You know, I would like to personally thank you for this post. Last night I unsuccessfully tried to watch the movie Irreversible, I only got halfway through it. This has wiped those memories clean and has replaced them. I think I still may need therapy though.
posted by P.o.B. at 12:59 PM on March 14, 2009


The buff, choker-chained, frosted and salon-tanned guidos are native to northern New Jersey...

That may be, but these guys are Canadian. And I love the Wikipedia entry:
b4-4 (pronounced 'before 4' - a reference to the fact that there are 3 group members) was a boy band from Toronto, Ontario. The band had three members: twins Ryan and Dan Kowarsky, and Ohad Einbinder. Although friends for several years, the group did not officially form until 1999. After spontaneously walking into Sony Records' Toronto office, the group performed impromptu for Sony's A&R head and chief recording engineer. Confused by their efforts, the trio was signed to the label, and the album b4-4 was produced.
How did they manage to get a record deal? They confused the A&R guy. Dazzled him with orangosity and Wilma necklaces, I bet.
posted by pracowity at 1:00 PM on March 14, 2009


Guys, when you want your guidos, go straight to the source:

Guido Beach, New Jersey.
posted by Pastabagel at 1:01 PM on March 14, 2009 [2 favorites]

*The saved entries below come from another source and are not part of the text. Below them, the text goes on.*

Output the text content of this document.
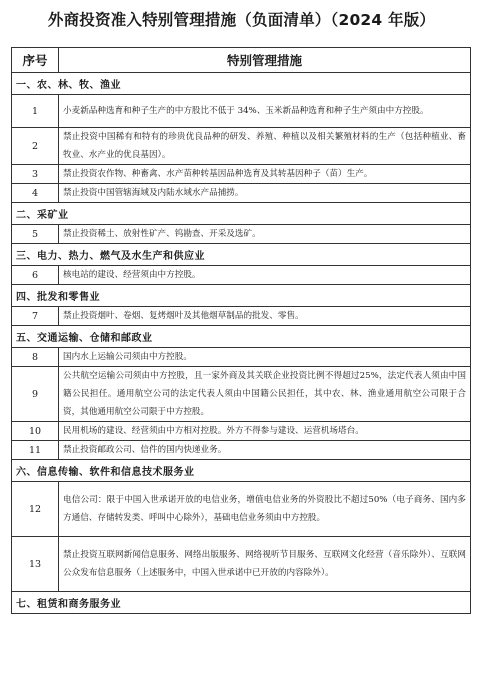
外商投资准入特别管理措施（负面清单）（2024 年版）
序号	特别管理措施
一、农、林、牧、渔业	
1	小麦新品种选育和种子生产的中方股比不低于 34%、玉米新品种选育和种子生产须由中方控股。
2	禁止投资中国稀有和特有的珍贵优良品种的研发、养殖、种植以及相关繁殖材料的生产（包括种植业、畜牧业、水产业的优良基因）。
3	禁止投资农作物、种畜禽、水产苗种转基因品种选育及其转基因种子（苗）生产。
4	禁止投资中国管辖海域及内陆水域水产品捕捞。
二、采矿业	
5	禁止投资稀土、放射性矿产、钨勘查、开采及选矿。
三、电力、热力、燃气及水生产和供应业	
6	核电站的建设、经营须由中方控股。
四、批发和零售业	
7	禁止投资烟叶、卷烟、复烤烟叶及其他烟草制品的批发、零售。
五、交通运输、仓储和邮政业	
8	国内水上运输公司须由中方控股。
9	公共航空运输公司须由中方控股，且一家外商及其关联企业投资比例不得超过25%，法定代表人须由中国籍公民担任。通用航空公司的法定代表人须由中国籍公民担任，其中农、林、渔业通用航空公司限于合资，其他通用航空公司限于中方控股。
10	民用机场的建设、经营须由中方相对控股。外方不得参与建设、运营机场塔台。
11	禁止投资邮政公司、信件的国内快递业务。
六、信息传输、软件和信息技术服务业	
12	电信公司：限于中国入世承诺开放的电信业务，增值电信业务的外资股比不超过50%（电子商务、国内多方通信、存储转发类、呼叫中心除外），基础电信业务须由中方控股。
13	禁止投资互联网新闻信息服务、网络出版服务、网络视听节目服务、互联网文化经营（音乐除外）、互联网公众发布信息服务（上述服务中，中国入世承诺中已开放的内容除外）。
七、租赁和商务服务业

That may be, but these guys are Canadian.

Yes, many have migrated due to loss of habitat - clubs closing during the recession. Beaten but determined, the guidos brave the long distances, subsisting on a diet comprised solely of Grey Goose vodka and powerbars as they make the journey north. Some will not survive. Others will live through the journey, flocking together in their tinted Nissan Sentras to celebrate their arrival with "the thumping of the bass tubes".
posted by Marisa Stole the Precious Thing at 1:04 PM on March 14, 2009


How did they manage to get a record deal? They confused the A&R guy. Dazzled him with orangosity and Wilma necklaces, I bet.

No foolin, I was going to post that same quote, pracowity, but chalked it up to Mefites messing with the wiki entry and opted not to. If that's the real deal, it's phenomenal.